The tests for parametric stability of the gene subnetwork controlling Arabidopsis flower morphogenesis showed that there are such sets of kinetic parameters that with one and the same behaviour at the qualitative level the system can show much difference in its quantitative characteristics (2-10-fold distinctions at the level of molecular components concentrations); under identical initial data the system is stable at transitions to stationary states; all four stationary functioning regimes are realized in the system provided that thresholds could be achieved.

The comparison of the experimental results for all three real gene expression control systems under consideration makes it possible to draw the following conclusions for gene networks controlling prokaryotic and eukaryotic ontogenetic processes:

gene networks that control the development of organisms are of high parametric stability;
DNA sites specific for binding to regulatory proteins allow synonymous substitutions with respect to ontogenetic processes;
neutralization of mutation phenotypical manifestations is possible particularly owing to high organization of the structure in the control cell gene network.

Control gene networks as subnetworks of a single intracellular network contain tens and hundreds of genes, and the whole genomes of eukaryotic organisms consist of some thousands and tens of thousands of genes [Rubin et al., 2000]. Consequently, for special mathematical methods aimed at the investigation of real gene networks one of the efficiency criteria, together with an adequacy for the objects of inquiry, is the possibility to model the dynamics of large systems on their basis.
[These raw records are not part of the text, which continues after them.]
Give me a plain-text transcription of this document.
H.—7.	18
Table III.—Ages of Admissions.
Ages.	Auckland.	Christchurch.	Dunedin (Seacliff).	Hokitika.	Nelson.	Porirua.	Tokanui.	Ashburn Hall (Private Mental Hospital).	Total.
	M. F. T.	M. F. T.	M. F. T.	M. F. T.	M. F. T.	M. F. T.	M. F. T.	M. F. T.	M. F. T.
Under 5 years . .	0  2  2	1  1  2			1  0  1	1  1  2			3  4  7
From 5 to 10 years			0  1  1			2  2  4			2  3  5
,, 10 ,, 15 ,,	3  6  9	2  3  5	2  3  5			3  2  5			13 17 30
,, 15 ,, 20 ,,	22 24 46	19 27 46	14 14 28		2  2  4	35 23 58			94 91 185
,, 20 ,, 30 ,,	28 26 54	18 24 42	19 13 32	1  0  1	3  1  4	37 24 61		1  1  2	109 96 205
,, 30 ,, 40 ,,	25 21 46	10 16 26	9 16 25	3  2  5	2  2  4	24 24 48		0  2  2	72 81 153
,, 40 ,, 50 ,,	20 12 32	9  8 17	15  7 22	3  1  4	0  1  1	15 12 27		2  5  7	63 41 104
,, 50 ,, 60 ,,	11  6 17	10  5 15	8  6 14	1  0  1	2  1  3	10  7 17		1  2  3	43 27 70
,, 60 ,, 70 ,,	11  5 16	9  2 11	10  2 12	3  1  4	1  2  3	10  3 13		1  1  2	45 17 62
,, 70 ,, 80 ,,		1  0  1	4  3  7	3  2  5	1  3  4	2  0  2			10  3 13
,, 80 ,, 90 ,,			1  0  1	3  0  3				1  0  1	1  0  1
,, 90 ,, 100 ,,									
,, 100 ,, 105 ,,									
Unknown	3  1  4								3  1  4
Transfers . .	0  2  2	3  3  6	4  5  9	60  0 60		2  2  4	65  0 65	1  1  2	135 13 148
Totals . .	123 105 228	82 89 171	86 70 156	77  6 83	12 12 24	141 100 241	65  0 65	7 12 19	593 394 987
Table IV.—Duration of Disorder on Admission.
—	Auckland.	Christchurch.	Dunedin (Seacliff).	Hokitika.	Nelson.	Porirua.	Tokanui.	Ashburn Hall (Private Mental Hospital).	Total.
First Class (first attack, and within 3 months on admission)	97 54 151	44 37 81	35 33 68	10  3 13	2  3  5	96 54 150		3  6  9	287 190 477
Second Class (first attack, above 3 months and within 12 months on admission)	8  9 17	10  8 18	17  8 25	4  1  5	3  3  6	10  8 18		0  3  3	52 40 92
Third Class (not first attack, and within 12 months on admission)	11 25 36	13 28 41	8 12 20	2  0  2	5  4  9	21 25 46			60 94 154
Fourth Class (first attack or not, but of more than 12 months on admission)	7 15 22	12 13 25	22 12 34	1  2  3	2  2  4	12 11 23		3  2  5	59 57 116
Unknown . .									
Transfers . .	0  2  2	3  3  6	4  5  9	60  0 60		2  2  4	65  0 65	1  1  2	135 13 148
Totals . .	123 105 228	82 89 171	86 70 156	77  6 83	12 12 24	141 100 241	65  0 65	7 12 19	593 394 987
When solving such problems the main limiting factor is the restriction on the amount of required computational resources. Mathematical and program aids used by us - the method of generalized threshold models as an investigative procedure and the accompanying program software "Analyzer of the Gene Network Dynamics" - meet the desired requirements satisfactorily enough.

Acknowledgements

We thank N. A. Kolchanov, V. A. Likhoshvay, I. I. Titov and J. Reinitz for critical discussion of the data given in the paper reviews. We also thank A. P. Maslova for her valuable assistance.